At a press briefing in the Knesset last Monday, Yair Lapid indicated he was sure a nefarious election fraud plot was being planned. The journalists were told that the opposition faces “[Justice Minister Yariv] Levin, who has no problem to falsify and lie and attempt to steal the elections.”

The academic literature informs us that there is a link between conspiracy thinking and electoral mistrust, suggesting that the former basically predicts such a mindset. And that is what all this devious campaigning rhetoric is seeking to create.

There are two main points that counter the claims that Netanyahu is an authoritarian leader and that the expected elections this year will be suspended.
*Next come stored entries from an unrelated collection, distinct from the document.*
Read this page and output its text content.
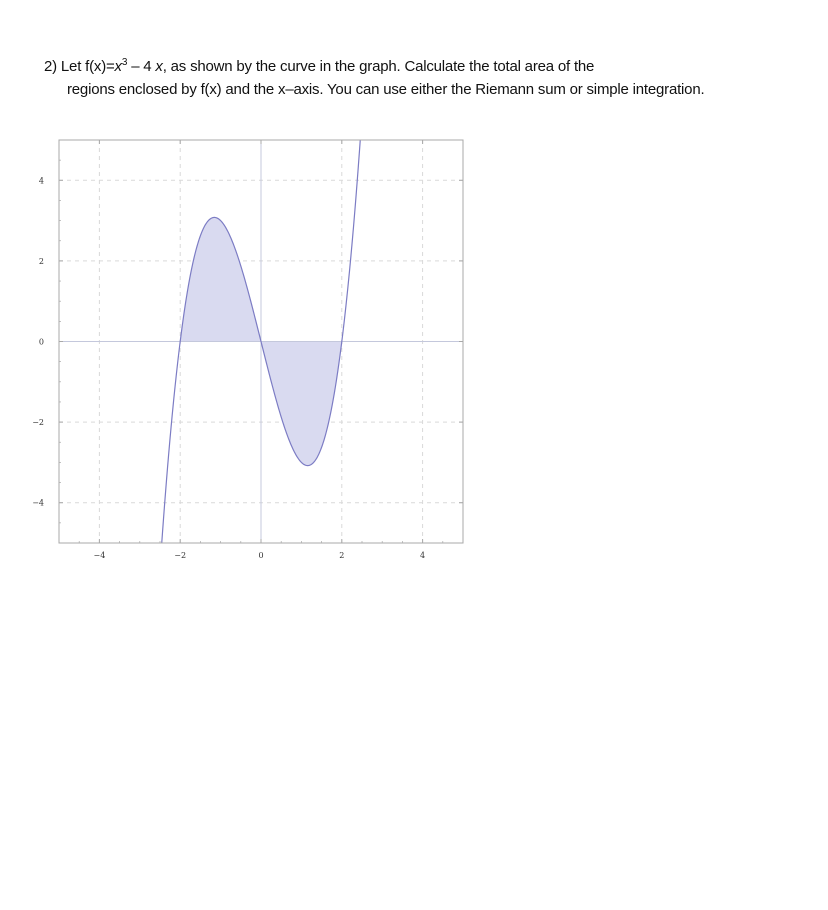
2) Let $f(x)=x^3 - 4$ x, as shown by the curve in the graph. Calculate the total area of the
regions enclosed by f(x) and the x–axis. You can use either the Riemann sum or simple integration.
−4	−2	0	2	4
4
2
0
−2
−4
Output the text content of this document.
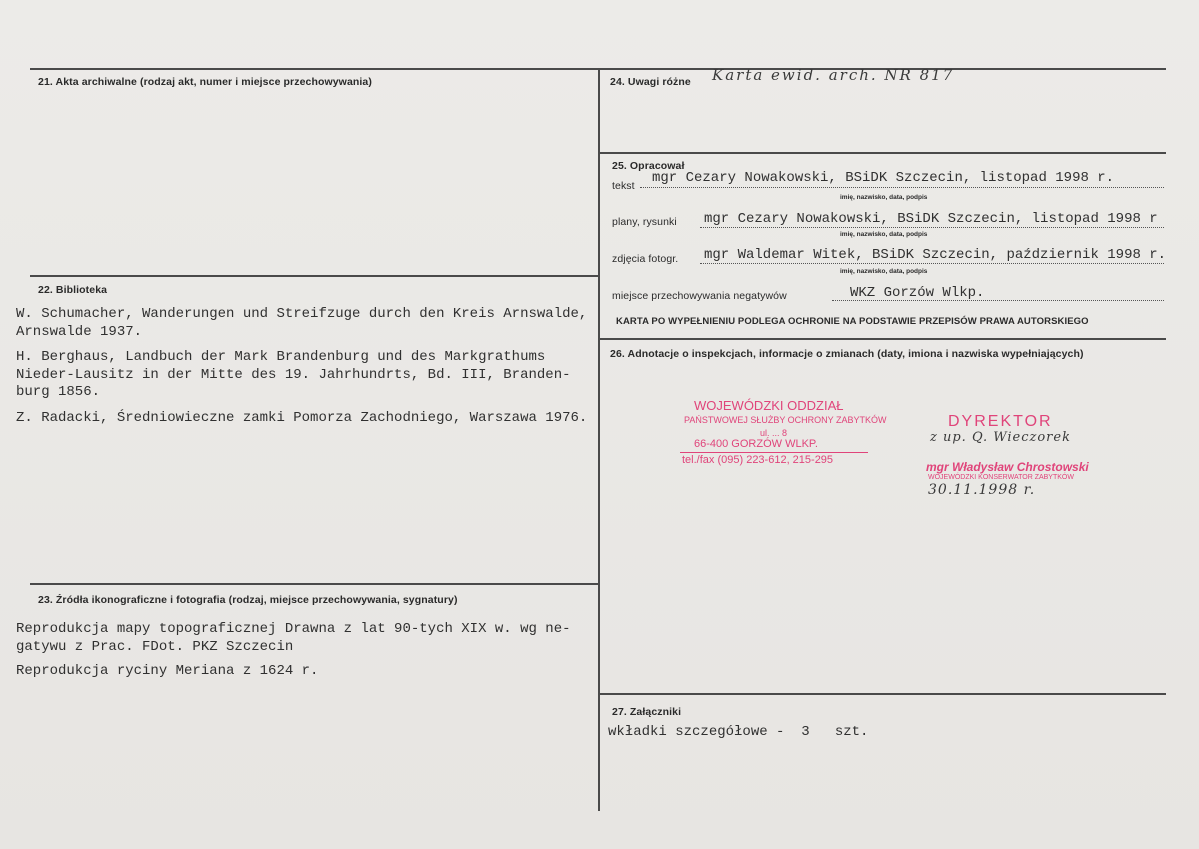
21. Akta archiwalne (rodzaj akt, numer i miejsce przechowywania)
22. Biblioteka
W. Schumacher, Wanderungen und Streifzuge durch den Kreis Arnswalde,
Arnswalde 1937.
H. Berghaus, Landbuch der Mark Brandenburg und des Markgrathums
Nieder-Lausitz in der Mitte des 19. Jahrhundrts, Bd. III, Branden-
burg 1856.
Z. Radacki, Średniowieczne zamki Pomorza Zachodniego, Warszawa 1976.
23. Źródła ikonograficzne i fotografia (rodzaj, miejsce przechowywania, sygnatury)
Reprodukcja mapy topograficznej Drawna z lat 90-tych XIX w. wg ne-
gatywu z Prac. FDot. PKZ Szczecin
Reprodukcja ryciny Meriana z 1624 r.
24. Uwagi różne Karta ewid. arch. NR 817
25. Opracował
tekst mgr Cezary Nowakowski, BSiDK Szczecin, listopad 1998 r.
imię, nazwisko, data, podpis
plany, rysunki mgr Cezary Nowakowski, BSiDK Szczecin, listopad 1998 r
imię, nazwisko, data, podpis
zdjęcia fotogr. mgr Waldemar Witek, BSiDK Szczecin, październik 1998 r.
imię, nazwisko, data, podpis
miejsce przechowywania negatywów	WKZ Gorzów Wlkp.
KARTA PO WYPEŁNIENIU PODLEGA OCHRONIE NA PODSTAWIE PRZEPISÓW PRAWA AUTORSKIEGO
26. Adnotacje o inspekcjach, informacje o zmianach (daty, imiona i nazwiska wypełniających)
WOJEWÓDZKI ODDZIAŁ
PAŃSTWOWEJ SŁUŻBY OCHRONY ZABYTKÓW
ul. ... 8
66-400 GORZÓW WLKP.
tel./fax (095) 223-612, 215-295
DYREKTOR
z up. Q. Wieczorek
mgr Władysław Chrostowski
WOJEWÓDZKI KONSERWATOR ZABYTKÓW
30.11.1998 r.
27. Załączniki
wkładki szczegółowe -  3   szt.
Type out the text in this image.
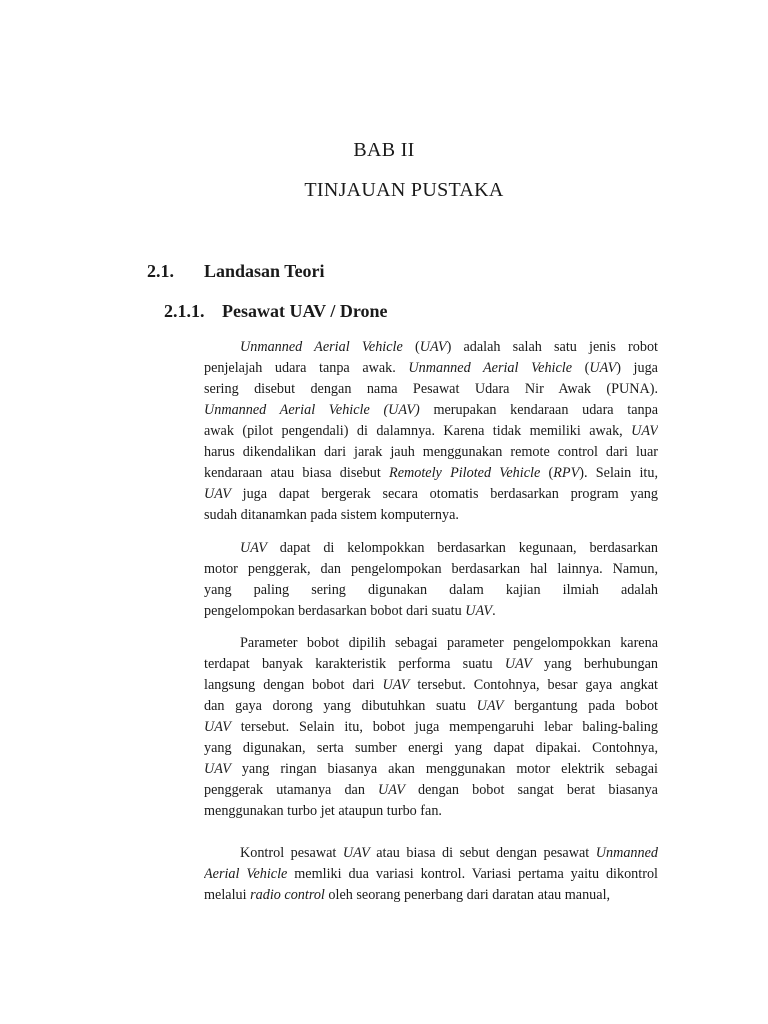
BAB II
TINJAUAN PUSTAKA
2.1. Landasan Teori
2.1.1. Pesawat UAV / Drone
Unmanned Aerial Vehicle (UAV) adalah salah satu jenis robot
penjelajah udara tanpa awak. Unmanned Aerial Vehicle (UAV) juga
sering disebut dengan nama Pesawat Udara Nir Awak (PUNA).
Unmanned Aerial Vehicle (UAV) merupakan kendaraan udara tanpa
awak (pilot pengendali) di dalamnya. Karena tidak memiliki awak, UAV
harus dikendalikan dari jarak jauh menggunakan remote control dari luar
kendaraan atau biasa disebut Remotely Piloted Vehicle (RPV). Selain itu,
UAV juga dapat bergerak secara otomatis berdasarkan program yang
sudah ditanamkan pada sistem komputernya.
UAV dapat di kelompokkan berdasarkan kegunaan, berdasarkan
motor penggerak, dan pengelompokan berdasarkan hal lainnya. Namun,
yang paling sering digunakan dalam kajian ilmiah adalah
pengelompokan berdasarkan bobot dari suatu UAV.
Parameter bobot dipilih sebagai parameter pengelompokkan karena
terdapat banyak karakteristik performa suatu UAV yang berhubungan
langsung dengan bobot dari UAV tersebut. Contohnya, besar gaya angkat
dan gaya dorong yang dibutuhkan suatu UAV bergantung pada bobot
UAV tersebut. Selain itu, bobot juga mempengaruhi lebar baling-baling
yang digunakan, serta sumber energi yang dapat dipakai. Contohnya,
UAV yang ringan biasanya akan menggunakan motor elektrik sebagai
penggerak utamanya dan UAV dengan bobot sangat berat biasanya
menggunakan turbo jet ataupun turbo fan.
Kontrol pesawat UAV atau biasa di sebut dengan pesawat Unmanned
Aerial Vehicle memliki dua variasi kontrol. Variasi pertama yaitu dikontrol
melalui radio control oleh seorang penerbang dari daratan atau manual,
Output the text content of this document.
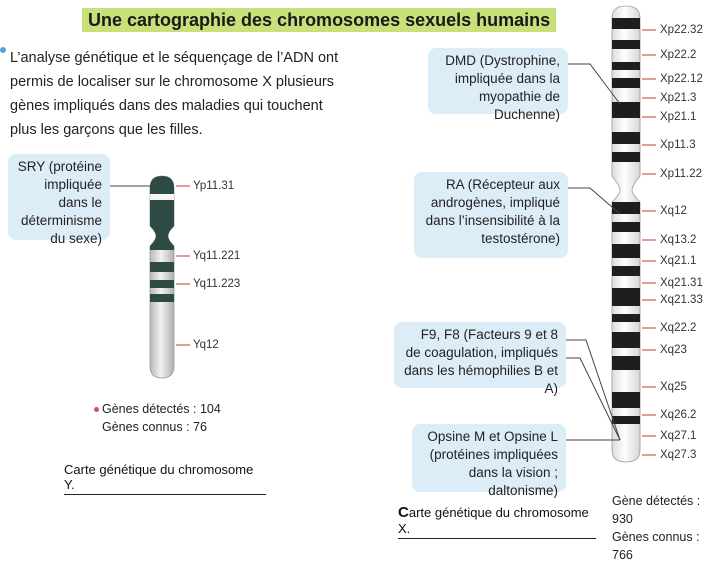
Une cartographie des chromosomes sexuels humains
L’analyse génétique et le séquençage de l’ADN ont permis de localiser sur le chromosome X plusieurs gènes impliqués dans des maladies qui touchent plus les garçons que les filles.
SRY (protéine impliquée dans le déterminisme du sexe)
Yp11.31
Yq11.221
Yq11.223
Yq12
Gènes détectés : 104
Gènes connus : 76
Carte génétique du chromosome Y.
DMD (Dystrophine, impliquée dans la myopathie de Duchenne)
RA (Récepteur aux androgènes, impliqué dans l’insensibilité à la testostérone)
F9, F8 (Facteurs 9 et 8 de coagulation, impliqués dans les hémophilies B et A)
Opsine M et Opsine L (protéines impliquées dans la vision ; daltonisme)
Xp22.32
Xp22.2
Xp22.12
Xp21.3
Xp21.1
Xp11.3
Xp11.22
Xq12
Xq13.2
Xq21.1
Xq21.31
Xq21.33
Xq22.2
Xq23
Xq25
Xq26.2
Xq27.1
Xq27.3
Gène détectés : 930
Gènes connus : 766
Carte génétique du chromosome X.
The first is that, by any measurement, the period of the Mapai/David Ben-Gurion hegemonic rule in Israel, from 1948 until 1977, was very much authoritarian. Yet the state and its institutions survived. Moreover, democracy reigned.

In fact, the person libeled by Ben-Gurion as a fascist and even one possessing a “Hitlerist” character (in a letter to Haim Guri), Menachem Begin, proved to be very much a democrat during his term of office as prime minister, even achieving a peace treaty with Egypt. The country survived and continued to improve, politically, economically, and culturally.

The second point is that the elections were actually once suspended and postponed – by the Labor Party in late 1973. Instead of being conducted in October, due to the Yom Kippur War, the elections to the 8th Knesset were held on December 31 that year. And the country did not fall under authoritarian rule.

If the opposition cannot win elections based on reason, logic, and simple good argumentation, creating fantasy bogeymen is neither fair nor democratic.

The writer is a researcher, analyst, and commentator on political, cultural, and media issues.